Multicultural understanding is not just something that we want our students to know about—it is something that we are committed to helping them develop as global citizens who not only feel and demonstrate empathy and curiosity about the world around them, but who also are prepared to create a secure and sustainable world for all. We equip children with a keen awareness that an appreciation of others enriches and elevates all people and experiences. It is both learned and lived.
Members of the Green Acres community participate in a wide variety of meaningful experiences that focus on multiculturalism, with the Family Heritage and Traditions Fair, author talks during the book festival, IDEA training and events, and staff and parent SEED groups being important examples. But how does multicultural understanding reach into our classrooms? What curricular studies contribute to children’s grasp of multiculturalism?
Thematic units in the Primary Unit focus on people and cultures in different parts the world. For instance, during their study of shelters, students learn that all people share universal needs, with shelter being a critical one. A conversation might start with a "see, think, wonder" prompt about the shelters in different countries. Students examine the impact of lifestyle, resources, climate, and traditions on shelters, why some people might not have shelters, and actions they can take to make a difference.
When studying roots, 1st and 2nd graders and their families celebrate and share their own family traditions and cultures. Other themes studied in 1st and 2nd grade are examinations of specific countries, such as India and Ghana. Students study the culture, geography, religion, and food of other countries, enabling them to “travel” to other places to explore their cultures and traditions.
Third grade finds children studying Native American tribes. They come to understand that the land in this country belonged to indigenous people and that it was unjustly taken from them. During this study, 3rd graders talk about how stereotypes can be unfair to groups of people, including Native Americans. Students select a particular tribe to research, and, in order to imagine the perspective a person of Native American descent might have, each student assumes the identity of a Native American child with a unique name and family story, culminating in the creation of a journal filled with entries that describe that child’s life and culture.
The study of world geography in 4th grade opens students’ eyes to the vastness of our world and the many continents and countries that compose it. Fourth graders also embark on a world celebrations unit, which teaches them that celebrating is a universal human experience. Many celebrations from across the globe share important elements and themes, which the class investigates.
At Green Acres, thematic units are a vital means of developing in students an awareness that, while people have differences, we live together in one common world. Throughout all of the grades and within each unit, our teachers steep students in multicultural literature that focuses on what all people contribute to our world and which enable children to recognize themselves on the pages of the books that they read. They learn that human experiences can be both different and universal and that appreciating the cultures of all people is paramount. Throughout these themes, students develop a healthy pride in one’s self and family, learn to respect and value similarities and differences in others' families, cultures, and traditions, and become aware of history and the ways in which people’s lives are impacted by their group identities. With this knowledge, students are empowered to make the world a kinder, more inclusive place.

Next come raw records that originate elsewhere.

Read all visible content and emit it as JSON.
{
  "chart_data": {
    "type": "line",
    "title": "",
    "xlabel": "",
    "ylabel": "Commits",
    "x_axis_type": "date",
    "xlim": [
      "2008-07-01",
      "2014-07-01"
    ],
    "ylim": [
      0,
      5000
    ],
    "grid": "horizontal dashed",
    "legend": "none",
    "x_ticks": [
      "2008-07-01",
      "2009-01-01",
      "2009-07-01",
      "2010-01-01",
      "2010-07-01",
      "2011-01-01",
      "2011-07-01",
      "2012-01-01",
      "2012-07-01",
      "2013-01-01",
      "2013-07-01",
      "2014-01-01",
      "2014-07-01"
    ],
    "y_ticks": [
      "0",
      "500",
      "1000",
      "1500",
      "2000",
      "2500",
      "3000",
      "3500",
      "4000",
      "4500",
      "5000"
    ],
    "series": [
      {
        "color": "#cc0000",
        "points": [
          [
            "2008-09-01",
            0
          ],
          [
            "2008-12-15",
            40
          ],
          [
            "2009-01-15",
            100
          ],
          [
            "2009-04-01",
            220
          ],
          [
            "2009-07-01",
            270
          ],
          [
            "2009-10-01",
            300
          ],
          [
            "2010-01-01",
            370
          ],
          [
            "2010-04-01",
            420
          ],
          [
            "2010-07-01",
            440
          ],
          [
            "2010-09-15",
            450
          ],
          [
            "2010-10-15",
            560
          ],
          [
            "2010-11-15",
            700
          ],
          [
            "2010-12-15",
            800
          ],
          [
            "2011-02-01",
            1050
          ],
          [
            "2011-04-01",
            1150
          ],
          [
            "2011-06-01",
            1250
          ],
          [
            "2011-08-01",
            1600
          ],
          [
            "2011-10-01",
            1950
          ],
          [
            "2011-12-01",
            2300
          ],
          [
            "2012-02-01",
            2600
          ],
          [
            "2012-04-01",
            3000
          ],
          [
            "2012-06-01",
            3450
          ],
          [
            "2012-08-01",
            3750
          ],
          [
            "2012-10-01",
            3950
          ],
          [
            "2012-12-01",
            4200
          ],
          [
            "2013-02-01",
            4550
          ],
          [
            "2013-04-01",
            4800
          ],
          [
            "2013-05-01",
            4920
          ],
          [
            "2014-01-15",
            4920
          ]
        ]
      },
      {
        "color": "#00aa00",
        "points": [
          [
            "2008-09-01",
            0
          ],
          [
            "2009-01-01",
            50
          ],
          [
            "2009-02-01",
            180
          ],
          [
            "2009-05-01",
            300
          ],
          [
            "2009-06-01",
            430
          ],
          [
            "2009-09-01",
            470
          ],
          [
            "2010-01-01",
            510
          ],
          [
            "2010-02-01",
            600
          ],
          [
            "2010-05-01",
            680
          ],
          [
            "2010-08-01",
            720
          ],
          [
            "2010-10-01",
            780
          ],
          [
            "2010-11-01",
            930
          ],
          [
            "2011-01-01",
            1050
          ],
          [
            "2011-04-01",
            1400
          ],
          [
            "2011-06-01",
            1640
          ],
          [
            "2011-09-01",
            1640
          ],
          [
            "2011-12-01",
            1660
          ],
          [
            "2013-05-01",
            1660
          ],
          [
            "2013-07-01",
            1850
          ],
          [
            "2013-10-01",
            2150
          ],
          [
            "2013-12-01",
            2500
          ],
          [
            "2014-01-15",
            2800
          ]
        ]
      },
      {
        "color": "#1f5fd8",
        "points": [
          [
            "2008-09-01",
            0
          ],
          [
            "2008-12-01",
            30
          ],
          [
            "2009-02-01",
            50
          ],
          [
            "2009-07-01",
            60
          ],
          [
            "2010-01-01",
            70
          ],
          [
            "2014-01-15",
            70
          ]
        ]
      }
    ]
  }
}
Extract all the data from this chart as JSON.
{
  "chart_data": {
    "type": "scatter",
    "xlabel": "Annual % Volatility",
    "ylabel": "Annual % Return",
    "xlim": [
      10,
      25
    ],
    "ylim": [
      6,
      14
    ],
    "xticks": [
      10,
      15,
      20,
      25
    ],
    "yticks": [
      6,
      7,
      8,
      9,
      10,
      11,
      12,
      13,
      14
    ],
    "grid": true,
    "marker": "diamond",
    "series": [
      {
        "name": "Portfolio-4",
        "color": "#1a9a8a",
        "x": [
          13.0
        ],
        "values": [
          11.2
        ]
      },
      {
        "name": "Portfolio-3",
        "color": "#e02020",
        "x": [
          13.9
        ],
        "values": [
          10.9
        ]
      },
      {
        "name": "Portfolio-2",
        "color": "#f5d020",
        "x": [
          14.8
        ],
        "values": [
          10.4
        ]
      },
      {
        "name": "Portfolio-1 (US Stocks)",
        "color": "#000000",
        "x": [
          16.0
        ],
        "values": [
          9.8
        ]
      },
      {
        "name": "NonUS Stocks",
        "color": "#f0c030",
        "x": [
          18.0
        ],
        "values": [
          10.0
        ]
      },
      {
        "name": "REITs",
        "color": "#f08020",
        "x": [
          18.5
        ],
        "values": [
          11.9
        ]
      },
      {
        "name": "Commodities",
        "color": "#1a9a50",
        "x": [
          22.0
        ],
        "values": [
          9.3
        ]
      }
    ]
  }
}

Primary to the construction of this understanding is that there are multiple ways of being in the world. We want our students to look through a lens that focuses on what individuals and cultures bring to their class, school, community, society, and world. Our goal is to build in children empathy, an openness to and acceptance of other ways of living, and an appreciation of differences. Perhaps this is best captured by the historical African American spiritual that we sing at our Thanksgiving feast each year, entitled “The Welcome Table,” a table at which everyone is invited to sit.